Pour les auteurs, ces chiffres montrent qu'une grande partie de l'infrastructure hôtelière construite au cours de la dernière décennie reste pratiquement vide.

L'engagement envers les hôtels

L'un des principaux arguments du rapport est que le régime a privilégié pendant des années l'expansion du secteur touristique tandis que d'autres secteurs stratégiques subissaient un déclin progressif.

Le dossier soutient que des ressources considérables ont été allouées à la construction d'hôtels de luxe, tandis que les problèmes de production d'électricité, de transport public, de production agricole, d'approvisionnement en eau et de système de santé se sont aggravés.

Selon Cuba Siglo XXI, cette politique a également fini par réduire l'attractivité touristique de l'île.

Les fréquentes coupures de courant, la pénurie de carburant, les difficultés à garantir l'approvisionnement alimentaire, la dégradation des services publics et les limitations en matière de transport affectent à la fois la population et l'expérience des visiteurs étrangers.

Un tourisme soutenu par la diaspora

Le rapport soutient qu' dans les conditions actuelles, les Cubains résidant à l'étranger sont devenus l'un des principaux soutiens du flux de voyageurs vers l'île.

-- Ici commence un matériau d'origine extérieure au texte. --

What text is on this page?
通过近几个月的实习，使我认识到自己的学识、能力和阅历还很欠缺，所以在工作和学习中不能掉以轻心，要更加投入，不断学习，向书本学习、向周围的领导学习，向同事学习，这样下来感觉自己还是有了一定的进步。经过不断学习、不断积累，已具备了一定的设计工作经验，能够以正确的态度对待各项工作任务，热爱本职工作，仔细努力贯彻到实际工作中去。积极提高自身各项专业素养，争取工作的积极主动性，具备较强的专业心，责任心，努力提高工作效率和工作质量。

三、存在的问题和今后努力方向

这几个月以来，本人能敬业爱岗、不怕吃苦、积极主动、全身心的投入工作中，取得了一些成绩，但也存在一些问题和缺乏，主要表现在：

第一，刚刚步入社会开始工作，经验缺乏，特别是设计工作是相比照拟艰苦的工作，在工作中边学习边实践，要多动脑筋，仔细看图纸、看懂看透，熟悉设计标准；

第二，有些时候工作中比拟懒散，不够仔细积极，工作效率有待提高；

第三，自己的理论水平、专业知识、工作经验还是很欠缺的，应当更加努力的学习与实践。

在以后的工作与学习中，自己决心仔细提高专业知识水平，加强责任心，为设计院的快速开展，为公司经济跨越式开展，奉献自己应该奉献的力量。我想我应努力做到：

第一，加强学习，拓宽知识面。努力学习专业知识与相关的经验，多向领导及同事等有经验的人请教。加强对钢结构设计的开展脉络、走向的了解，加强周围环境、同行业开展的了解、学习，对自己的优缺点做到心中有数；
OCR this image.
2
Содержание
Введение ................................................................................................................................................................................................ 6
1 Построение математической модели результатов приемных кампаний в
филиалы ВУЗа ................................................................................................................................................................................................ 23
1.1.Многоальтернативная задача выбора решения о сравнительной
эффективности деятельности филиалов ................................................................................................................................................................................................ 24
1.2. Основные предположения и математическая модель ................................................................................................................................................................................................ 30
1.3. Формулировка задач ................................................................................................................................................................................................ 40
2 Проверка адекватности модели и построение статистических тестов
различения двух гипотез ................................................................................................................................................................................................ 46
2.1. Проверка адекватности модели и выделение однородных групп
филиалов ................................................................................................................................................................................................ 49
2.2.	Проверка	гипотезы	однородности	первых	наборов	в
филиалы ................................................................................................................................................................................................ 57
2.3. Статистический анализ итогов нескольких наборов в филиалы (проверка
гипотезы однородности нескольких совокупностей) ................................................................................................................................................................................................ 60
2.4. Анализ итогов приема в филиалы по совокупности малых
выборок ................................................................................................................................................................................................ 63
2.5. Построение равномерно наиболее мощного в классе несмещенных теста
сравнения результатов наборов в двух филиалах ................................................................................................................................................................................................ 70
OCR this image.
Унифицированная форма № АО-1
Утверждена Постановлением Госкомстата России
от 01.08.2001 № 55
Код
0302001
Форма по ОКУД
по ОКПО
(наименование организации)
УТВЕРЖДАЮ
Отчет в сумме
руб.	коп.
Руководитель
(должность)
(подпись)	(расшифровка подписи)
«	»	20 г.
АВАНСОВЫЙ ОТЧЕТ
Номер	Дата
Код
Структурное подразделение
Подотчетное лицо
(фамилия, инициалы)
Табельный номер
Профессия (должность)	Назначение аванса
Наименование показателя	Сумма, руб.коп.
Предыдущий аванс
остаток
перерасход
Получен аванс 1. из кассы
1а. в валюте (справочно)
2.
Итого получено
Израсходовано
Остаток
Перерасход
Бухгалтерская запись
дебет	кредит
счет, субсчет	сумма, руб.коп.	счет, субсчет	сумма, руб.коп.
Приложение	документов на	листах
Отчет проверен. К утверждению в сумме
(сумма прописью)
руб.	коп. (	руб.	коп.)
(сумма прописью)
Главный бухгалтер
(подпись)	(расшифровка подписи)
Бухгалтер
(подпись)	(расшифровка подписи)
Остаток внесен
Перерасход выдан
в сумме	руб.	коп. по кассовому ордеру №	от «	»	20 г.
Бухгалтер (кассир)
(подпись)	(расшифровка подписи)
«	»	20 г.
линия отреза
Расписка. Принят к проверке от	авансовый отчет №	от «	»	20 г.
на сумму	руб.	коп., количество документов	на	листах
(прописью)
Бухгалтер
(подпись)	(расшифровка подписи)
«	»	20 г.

À la différence du tourisme traditionnel de vacances, ces voyages répondent principalement à des besoins familiaux et humanitaires. Les visiteurs apportent des aliments, des médicaments, des produits d'hygiène, des appareils électroménagers et d'autres articles difficiles à trouver sur le marché cubain, tout en soutenant financièrement leurs familles.

Pour les auteurs du dossier, ce changement reflète l'épuisement du modèle touristique sur lequel reposait pendant des décennies une part importante de la collecte de devises de l'État.

Le rapport conclut que la combinaison entre la crise économique interne, la détérioration des services de base, la perte de compétitivité de la destination Cuba et les récentes sanctions américaines contre GAESA et son écosystème accélère le déclin d'un secteur qui a été présenté pendant des années comme le principal moteur de l'économie nationale.